Former Australian international umpire Rex Whitehead, aged 65, passed away earlier this day after suffering a heavy stroke. He has umpired in 15 first-class matches, 14 One Day Internationals and 4 Test matches, but the Victorian is more known for being the prime reason behind the infamous Gavaskar walk-out.
The year was 1981, the venue was the Melbourne Cricket Ground, and it was the 3rd Test between Australia and India. Whitehead adjudged the then Indian captain Sunil Gavaskar out leg before wicket off a Dennis Lillee delivery that was hitting the middle stump.
That decision, however, infuriated Gavaskar, who decided to take Chetan Chauhan, his opening partner, along with him while walking off the field in a sign of a protest at the decision.
“Gavaskar reckoned he’d hit it, but I was at square-leg and knew that he hadn’t,” Mel Johnson, the other umpire on duty on that day, told cricket.com.au.

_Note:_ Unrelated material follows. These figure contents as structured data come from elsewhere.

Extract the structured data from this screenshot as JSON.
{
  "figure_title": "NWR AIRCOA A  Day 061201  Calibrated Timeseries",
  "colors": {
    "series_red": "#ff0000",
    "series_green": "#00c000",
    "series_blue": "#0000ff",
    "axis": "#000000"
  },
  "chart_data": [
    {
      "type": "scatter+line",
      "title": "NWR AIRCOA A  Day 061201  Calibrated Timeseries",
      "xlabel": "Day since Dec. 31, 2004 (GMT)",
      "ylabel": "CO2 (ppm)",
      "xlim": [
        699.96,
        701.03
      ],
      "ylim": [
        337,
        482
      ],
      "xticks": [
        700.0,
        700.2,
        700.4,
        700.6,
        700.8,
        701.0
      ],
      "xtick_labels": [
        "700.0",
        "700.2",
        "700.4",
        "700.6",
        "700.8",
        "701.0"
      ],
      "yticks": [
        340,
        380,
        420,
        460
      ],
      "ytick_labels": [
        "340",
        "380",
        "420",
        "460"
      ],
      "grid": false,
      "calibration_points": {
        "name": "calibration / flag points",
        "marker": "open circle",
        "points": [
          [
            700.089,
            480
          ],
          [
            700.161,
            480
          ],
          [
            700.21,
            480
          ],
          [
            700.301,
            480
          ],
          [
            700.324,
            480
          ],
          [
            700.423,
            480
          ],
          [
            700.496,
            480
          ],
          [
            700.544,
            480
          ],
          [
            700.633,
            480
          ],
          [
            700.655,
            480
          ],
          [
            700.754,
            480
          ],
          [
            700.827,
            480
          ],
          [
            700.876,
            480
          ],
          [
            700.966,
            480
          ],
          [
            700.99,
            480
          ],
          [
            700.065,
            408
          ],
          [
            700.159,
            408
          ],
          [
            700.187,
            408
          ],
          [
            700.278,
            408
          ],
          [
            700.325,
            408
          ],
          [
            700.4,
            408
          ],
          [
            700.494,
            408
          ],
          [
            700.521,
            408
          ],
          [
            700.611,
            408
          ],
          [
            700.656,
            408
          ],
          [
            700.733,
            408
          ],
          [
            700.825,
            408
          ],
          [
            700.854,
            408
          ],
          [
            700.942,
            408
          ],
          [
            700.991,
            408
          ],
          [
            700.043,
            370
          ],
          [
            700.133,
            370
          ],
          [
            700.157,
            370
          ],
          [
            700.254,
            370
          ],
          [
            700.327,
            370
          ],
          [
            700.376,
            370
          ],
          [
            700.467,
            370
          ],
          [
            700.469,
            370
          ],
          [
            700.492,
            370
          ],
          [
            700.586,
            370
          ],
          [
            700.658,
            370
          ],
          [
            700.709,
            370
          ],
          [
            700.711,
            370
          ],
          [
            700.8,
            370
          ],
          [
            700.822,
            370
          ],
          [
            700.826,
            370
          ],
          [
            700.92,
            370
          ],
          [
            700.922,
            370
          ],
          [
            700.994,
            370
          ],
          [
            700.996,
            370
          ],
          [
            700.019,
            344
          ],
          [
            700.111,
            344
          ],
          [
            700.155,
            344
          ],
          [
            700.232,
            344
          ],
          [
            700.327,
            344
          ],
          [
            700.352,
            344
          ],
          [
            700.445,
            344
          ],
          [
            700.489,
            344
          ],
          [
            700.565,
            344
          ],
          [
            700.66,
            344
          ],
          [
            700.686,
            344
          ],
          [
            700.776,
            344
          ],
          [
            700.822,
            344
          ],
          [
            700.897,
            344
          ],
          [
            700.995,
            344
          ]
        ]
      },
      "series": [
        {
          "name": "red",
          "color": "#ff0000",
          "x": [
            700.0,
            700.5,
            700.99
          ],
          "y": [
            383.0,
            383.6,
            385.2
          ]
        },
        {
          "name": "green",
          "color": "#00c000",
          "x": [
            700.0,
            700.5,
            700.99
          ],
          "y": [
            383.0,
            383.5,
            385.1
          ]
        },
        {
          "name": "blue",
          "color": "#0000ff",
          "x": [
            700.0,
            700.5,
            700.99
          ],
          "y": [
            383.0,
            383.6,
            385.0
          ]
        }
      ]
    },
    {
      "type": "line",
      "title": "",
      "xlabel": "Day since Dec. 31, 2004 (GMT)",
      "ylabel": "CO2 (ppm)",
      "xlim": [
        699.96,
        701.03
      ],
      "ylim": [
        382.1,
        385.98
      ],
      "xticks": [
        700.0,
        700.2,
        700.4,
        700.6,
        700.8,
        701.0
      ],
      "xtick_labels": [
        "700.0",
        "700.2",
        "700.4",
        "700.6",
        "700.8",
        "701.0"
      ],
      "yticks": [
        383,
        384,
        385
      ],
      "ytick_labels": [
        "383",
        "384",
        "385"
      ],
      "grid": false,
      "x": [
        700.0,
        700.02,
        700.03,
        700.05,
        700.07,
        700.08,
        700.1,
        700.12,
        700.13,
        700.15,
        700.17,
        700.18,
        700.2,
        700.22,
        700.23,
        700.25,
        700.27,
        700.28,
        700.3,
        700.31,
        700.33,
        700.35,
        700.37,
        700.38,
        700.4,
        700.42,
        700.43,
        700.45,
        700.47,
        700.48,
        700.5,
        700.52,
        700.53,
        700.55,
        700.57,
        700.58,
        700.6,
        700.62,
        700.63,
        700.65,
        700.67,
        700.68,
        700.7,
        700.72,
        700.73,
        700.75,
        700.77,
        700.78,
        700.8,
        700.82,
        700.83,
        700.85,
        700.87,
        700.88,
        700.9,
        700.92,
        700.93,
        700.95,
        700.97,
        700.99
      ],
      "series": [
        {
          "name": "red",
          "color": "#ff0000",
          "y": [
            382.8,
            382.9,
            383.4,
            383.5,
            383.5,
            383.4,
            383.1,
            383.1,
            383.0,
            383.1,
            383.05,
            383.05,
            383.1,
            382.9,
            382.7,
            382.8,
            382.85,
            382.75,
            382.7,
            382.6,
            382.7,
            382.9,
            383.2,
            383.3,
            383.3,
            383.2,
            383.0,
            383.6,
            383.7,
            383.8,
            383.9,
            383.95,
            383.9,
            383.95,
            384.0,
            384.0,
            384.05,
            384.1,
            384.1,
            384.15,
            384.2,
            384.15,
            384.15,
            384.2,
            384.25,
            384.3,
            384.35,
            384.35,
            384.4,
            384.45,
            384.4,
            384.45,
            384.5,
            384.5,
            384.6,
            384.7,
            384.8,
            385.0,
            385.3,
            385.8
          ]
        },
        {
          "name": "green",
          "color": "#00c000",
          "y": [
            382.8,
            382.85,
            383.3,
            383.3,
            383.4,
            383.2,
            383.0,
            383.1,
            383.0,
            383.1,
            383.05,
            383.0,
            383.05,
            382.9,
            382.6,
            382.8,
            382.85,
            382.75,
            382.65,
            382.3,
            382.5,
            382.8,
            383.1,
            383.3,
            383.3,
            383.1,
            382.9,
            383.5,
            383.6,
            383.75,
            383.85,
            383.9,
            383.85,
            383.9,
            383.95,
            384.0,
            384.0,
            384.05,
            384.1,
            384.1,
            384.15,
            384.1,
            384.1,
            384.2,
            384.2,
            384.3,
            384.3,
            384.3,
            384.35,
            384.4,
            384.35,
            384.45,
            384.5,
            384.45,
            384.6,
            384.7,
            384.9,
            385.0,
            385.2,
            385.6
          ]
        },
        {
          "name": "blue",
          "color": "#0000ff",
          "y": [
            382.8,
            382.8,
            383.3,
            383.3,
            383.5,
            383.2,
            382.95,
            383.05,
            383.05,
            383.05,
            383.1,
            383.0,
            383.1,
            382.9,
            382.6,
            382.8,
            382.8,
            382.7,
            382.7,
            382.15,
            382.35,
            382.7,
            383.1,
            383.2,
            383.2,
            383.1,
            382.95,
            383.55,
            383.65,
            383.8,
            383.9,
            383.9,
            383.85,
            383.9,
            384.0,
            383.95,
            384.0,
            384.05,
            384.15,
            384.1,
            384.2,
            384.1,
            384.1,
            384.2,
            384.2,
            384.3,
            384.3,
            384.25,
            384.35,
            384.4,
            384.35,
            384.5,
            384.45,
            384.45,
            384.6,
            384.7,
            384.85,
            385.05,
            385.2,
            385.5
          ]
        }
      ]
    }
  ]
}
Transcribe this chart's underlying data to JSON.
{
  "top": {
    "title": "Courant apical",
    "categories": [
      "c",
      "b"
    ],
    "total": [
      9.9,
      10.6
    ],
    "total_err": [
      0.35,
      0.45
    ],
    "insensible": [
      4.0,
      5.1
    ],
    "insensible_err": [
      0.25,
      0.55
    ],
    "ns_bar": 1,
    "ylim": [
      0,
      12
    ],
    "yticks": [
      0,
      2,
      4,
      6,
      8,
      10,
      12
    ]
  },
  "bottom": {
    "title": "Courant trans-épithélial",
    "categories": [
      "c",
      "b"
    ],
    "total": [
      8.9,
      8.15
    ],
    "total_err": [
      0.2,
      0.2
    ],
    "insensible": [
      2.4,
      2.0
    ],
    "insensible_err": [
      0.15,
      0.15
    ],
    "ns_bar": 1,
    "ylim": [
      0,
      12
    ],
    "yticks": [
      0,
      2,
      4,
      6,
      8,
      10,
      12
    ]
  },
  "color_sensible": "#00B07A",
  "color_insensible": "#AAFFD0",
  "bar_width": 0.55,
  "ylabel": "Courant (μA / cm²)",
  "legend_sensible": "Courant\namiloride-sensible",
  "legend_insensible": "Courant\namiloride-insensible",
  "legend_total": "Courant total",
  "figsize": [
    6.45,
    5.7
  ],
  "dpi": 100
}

“But Gavaskar hadn’t scored a run in the series thus far so he took them off the field.
“I remember Greg Chappell asked us, ‘What happens now?’ and I said, ‘Well, there’s a set of laws that we’ve got to follow and if he doesn’t want to play by them then the match is forfeited.’
“But Rex said, ‘I’m not standing out here in a Test match to see the game forfeited. Let’s get them back out on the field one way or another’.
“Fortunately, the manager (Shahid Durrani) pushed Chauhan back out and Dilip Vengsarkar (India’s number three) came with him.”
What happened then was something to cherish for all Indian players and fans combined. All-rounder Kapil Dev’s heroics with the ball in the last innings of the match led to a historic 59-run victory. Had they not decided to come back, the match would have been abandoned, with Australia declared as winners.
“You can always say they were good after they’ve died,” said Johnson.
“But he (Whitehead) really was a class umpire that took it very, very seriously. He hated making mistakes, as we all do, but he was just a beaut to work with.”
When asked about Whitehead the person, “He was great,” said Johnson. “Loved a beer. Never wanted any of that half-strength stuff though – that was Rex’s attitude on most things.”